Mamet May Rewrite Male Speed-the-Plow Role for Anne Hathaway | Playbill

News Mamet May Rewrite Male Speed-the-Plow Role for Anne Hathaway She would play the movie executive role originated by Ron Silver.
Anne Hathaway Joseph Marzullo/WENN

David Mamet is considering rewriting his hit Broadway play Speed-the-Plow, but switching the genders of one of the main characters from male to female, according to an unsourced story on Showbiz411.

The story says, ”The word is that Oscar winner Anne Hathaway is talking to Mamet about playing one of the male roles, re-written for her. That would be Charlie, played so brilliantly eons ago [1988] on stage by Ron Silver.”

As previously reported on, Hollywood has been working for more than a year to make a movie of Speed-the-Plow, David Mamet's scathing takedown of the Hollywood decision-making process. The original 1988 Broadway production starred Silver, Joe Mantegna and Madonna.

A London revival was staged in 2014 starring Lindsay Lohan.

The play tells the story of a pair of Hollywood producers who are all set to make a big-budget action film with a name star, but the plan gets derailed when a sexy secretary brings them an uncommercial script that she convinces one of them would be a great prestige project.

As the Showbiz411 story notes, however, the super-macho posturing of the two male characters, both of whom would like to bed the female character, has been central to the story.

Mamet himself is adapting the screenplay for a team of producers, Emmett/Furla/Oasis Films, Winkler Films & The Fyzz Facility.

The show was revived on Broadway in 2008 starring Raul Esparza, Elizabeth Moss and Jeremy Piven, the latter of whom was replaced in succession by Norbert Leo Butz, Jordan Lage and William H. Macy. The play's title was considered a mystery for a long time, until Mamet cleared it up (slightly) saying in an interview that he remembered seeing the phrase "Industry produces wealth, God speed the plow" on an old plate, and felt it related to the themes of the play.

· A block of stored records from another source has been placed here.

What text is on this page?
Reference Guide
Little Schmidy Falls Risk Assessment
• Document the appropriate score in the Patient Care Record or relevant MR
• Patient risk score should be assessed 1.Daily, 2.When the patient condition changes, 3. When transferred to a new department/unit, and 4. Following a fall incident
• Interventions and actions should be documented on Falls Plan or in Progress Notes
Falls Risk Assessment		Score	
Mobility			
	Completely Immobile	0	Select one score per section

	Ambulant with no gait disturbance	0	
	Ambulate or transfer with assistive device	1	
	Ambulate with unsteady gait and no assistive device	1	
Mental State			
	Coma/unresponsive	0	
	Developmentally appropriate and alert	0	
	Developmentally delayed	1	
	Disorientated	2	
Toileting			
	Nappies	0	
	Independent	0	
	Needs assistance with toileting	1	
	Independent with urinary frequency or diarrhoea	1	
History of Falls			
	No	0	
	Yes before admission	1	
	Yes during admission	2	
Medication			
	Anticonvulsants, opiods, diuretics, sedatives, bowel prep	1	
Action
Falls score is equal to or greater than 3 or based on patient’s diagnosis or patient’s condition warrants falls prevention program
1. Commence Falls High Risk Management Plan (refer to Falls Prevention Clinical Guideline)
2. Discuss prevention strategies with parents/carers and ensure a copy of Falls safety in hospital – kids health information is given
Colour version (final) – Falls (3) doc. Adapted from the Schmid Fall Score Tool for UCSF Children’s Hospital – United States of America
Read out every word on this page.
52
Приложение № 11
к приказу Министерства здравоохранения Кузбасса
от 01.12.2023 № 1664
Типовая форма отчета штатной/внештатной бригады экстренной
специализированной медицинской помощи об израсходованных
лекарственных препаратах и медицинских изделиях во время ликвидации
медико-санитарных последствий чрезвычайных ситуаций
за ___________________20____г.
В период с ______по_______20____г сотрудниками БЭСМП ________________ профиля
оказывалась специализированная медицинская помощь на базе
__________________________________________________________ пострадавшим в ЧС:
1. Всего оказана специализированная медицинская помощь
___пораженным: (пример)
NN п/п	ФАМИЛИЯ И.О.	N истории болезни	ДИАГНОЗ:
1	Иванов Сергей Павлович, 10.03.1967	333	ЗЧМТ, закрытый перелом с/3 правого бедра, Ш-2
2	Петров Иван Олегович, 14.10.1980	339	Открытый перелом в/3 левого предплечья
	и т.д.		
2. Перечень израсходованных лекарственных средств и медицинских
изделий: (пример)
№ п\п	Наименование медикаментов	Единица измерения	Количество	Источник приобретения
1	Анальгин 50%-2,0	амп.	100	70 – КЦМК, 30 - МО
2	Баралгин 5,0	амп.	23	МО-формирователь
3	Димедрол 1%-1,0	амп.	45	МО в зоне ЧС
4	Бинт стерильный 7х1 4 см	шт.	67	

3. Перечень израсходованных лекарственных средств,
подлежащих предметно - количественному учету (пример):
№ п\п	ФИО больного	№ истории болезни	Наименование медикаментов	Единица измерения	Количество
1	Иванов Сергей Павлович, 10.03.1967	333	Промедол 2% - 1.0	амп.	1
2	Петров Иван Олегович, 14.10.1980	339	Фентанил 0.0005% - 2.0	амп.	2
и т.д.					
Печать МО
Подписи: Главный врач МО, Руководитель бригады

Mamet's plays are known for delving into the unique argots of various American walks of life. His Glengarry Glen Ross captured the speech patterns of real estate salesmen; his November did the same (in a comic way) for politicians; his A Life in the Theatre did so for actors; his American Buffalo did so for small-time crooks, and so forth. But the movie industry has exerted a strange fascination for Mamet. He has written about various aspects of it in his film scripts for Wag the Dog and State and Main.